MOLLY J. HAUGEN, Siriel Saladin, Phillipp Buhler, David O'Loughlin, Stefan Schlafle, Chiara Giorio, Adam M Boies, University of Cambridge

     Abstract Number: 499
     Working Group: Health-Related Aerosols

Abstract
The ubiquity of tires and known macroscopic wear rates has led to a growing concern of tire wear particles as a source of PM10, PM2.5 and ultrafine particles. The wear of tires as a source of airborne pollution is still poorly understood. This study details the dedicated measurements of tire wear nanoparticles from a dedicated rotating drum system at Karlsruhe Institute of Technology.

We examine the generation of nanoparticles generated from tire and road interactions, with a focus on two key aspects: (1) replicating real-world conditions in a controlled environment for particle generation, and (2) analysing the collected particles through both online and offline techniques.
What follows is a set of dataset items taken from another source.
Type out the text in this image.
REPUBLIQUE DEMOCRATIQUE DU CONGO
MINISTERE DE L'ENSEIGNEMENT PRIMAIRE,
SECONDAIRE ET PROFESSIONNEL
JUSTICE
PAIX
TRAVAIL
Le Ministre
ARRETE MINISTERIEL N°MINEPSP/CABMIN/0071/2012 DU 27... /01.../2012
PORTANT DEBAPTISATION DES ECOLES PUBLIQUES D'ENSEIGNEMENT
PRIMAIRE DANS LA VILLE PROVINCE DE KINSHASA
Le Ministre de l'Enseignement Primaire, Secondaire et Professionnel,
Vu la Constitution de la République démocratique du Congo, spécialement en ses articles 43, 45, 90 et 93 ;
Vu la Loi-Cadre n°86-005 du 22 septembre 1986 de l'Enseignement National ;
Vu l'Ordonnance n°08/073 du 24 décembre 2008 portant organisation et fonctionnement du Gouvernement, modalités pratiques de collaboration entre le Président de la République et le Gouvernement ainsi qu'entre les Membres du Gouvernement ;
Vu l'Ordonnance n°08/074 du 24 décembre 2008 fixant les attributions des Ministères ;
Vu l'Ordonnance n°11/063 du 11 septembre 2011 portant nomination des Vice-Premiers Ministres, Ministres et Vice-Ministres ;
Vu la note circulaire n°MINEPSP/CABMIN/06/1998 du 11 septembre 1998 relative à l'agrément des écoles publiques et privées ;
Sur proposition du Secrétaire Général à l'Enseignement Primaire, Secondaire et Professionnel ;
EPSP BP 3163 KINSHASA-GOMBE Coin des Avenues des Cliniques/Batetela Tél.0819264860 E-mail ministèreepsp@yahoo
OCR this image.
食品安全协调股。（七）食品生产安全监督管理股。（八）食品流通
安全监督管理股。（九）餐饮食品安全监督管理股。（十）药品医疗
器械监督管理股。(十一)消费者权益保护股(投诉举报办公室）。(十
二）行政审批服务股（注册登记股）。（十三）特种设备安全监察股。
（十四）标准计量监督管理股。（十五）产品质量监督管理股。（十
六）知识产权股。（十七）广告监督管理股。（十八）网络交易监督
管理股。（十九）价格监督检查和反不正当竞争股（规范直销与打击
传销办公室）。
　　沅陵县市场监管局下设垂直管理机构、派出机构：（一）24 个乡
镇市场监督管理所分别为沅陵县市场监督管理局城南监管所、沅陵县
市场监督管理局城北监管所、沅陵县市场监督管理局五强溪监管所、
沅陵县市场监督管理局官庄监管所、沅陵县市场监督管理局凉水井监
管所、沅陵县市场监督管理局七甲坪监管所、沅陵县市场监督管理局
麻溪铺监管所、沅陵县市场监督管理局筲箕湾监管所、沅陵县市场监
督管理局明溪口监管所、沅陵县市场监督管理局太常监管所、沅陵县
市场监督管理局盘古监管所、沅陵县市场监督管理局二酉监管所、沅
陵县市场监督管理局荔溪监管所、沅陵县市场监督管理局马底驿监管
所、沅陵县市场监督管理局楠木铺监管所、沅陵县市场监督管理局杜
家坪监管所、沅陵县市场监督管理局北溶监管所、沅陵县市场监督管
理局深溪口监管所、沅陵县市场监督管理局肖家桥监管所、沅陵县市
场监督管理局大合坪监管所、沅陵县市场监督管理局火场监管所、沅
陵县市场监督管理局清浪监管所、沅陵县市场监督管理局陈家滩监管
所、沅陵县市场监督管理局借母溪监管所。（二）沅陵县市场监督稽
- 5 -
In order to generate realistic wear patterns, third body particles were used in a standardized laboratory tire testing facility across dynamic and static speed and load profiles. The findings indicated that milled stone dust as a third body particle significantly disrupted the nanoparticle size range, complicating the differentiation between tire-based and third-body-based nanoparticles. However, using sand as a third body particle, the interference showed comparatively lower background noise within the nanoparticle region. Here, steady-state cycles were employed to discern the relationships between force events and nanoparticle generation which were compared to analyses over an entire dynamic drive cycle. The steady-state cycles revealed that high lateral forces (>2 kN) yielded the highest nanoparticle concentrations, surpassing background levels by over two orders of magnitude. Whereas the drive cycle trials indicated that approximately 70% of emitted nanoparticles throughout the entire drive cycle were semi-volatile emissions, likely originating from vaporization events. ICP-MS results confirmed the presence of tire-related elements in the nanoparticle region, but definitive attribution to tire or road surface remains a challenge for the field. This study underscores the complexities inherent in generating, collecting, and assessing submicron tire wear particles, laying the groundwork for addressing uncertainties and refining non-exhaust tire emission methodologies.

In order to place tire emissions into context, we found a diversity of reported emissions found in secondary literature. Therefore, we analysed all known tire wear emission factors in primary research. Average and median values of 1.7 mg/vkm and 0.2 mg/vkm, respectively, were found for PM10 solely attributed to tire wear from light-duty vehicles (excluding road wear and resuspension). Notably, these emission rates are substantially lower than broadly cited and accepted factors in secondary literature, including USA and EU recommended emissions factor with an average and median of 6.5 and 6.1 mg/vkm, respectively. The discrepancy between primary and secondary literature appears to have arisen from misunderstandings due to different and unclear definitions for tire wear in combination with miscitations and a selection bias. Currently accepted mass-based emission factors for airborne tire wear need revision, including those from the United States Environmental Protection Agency and the European Environment Agency. Directly emitted tire wear PM10 appears to be a lower source of air pollution than widely stated by academia and governments.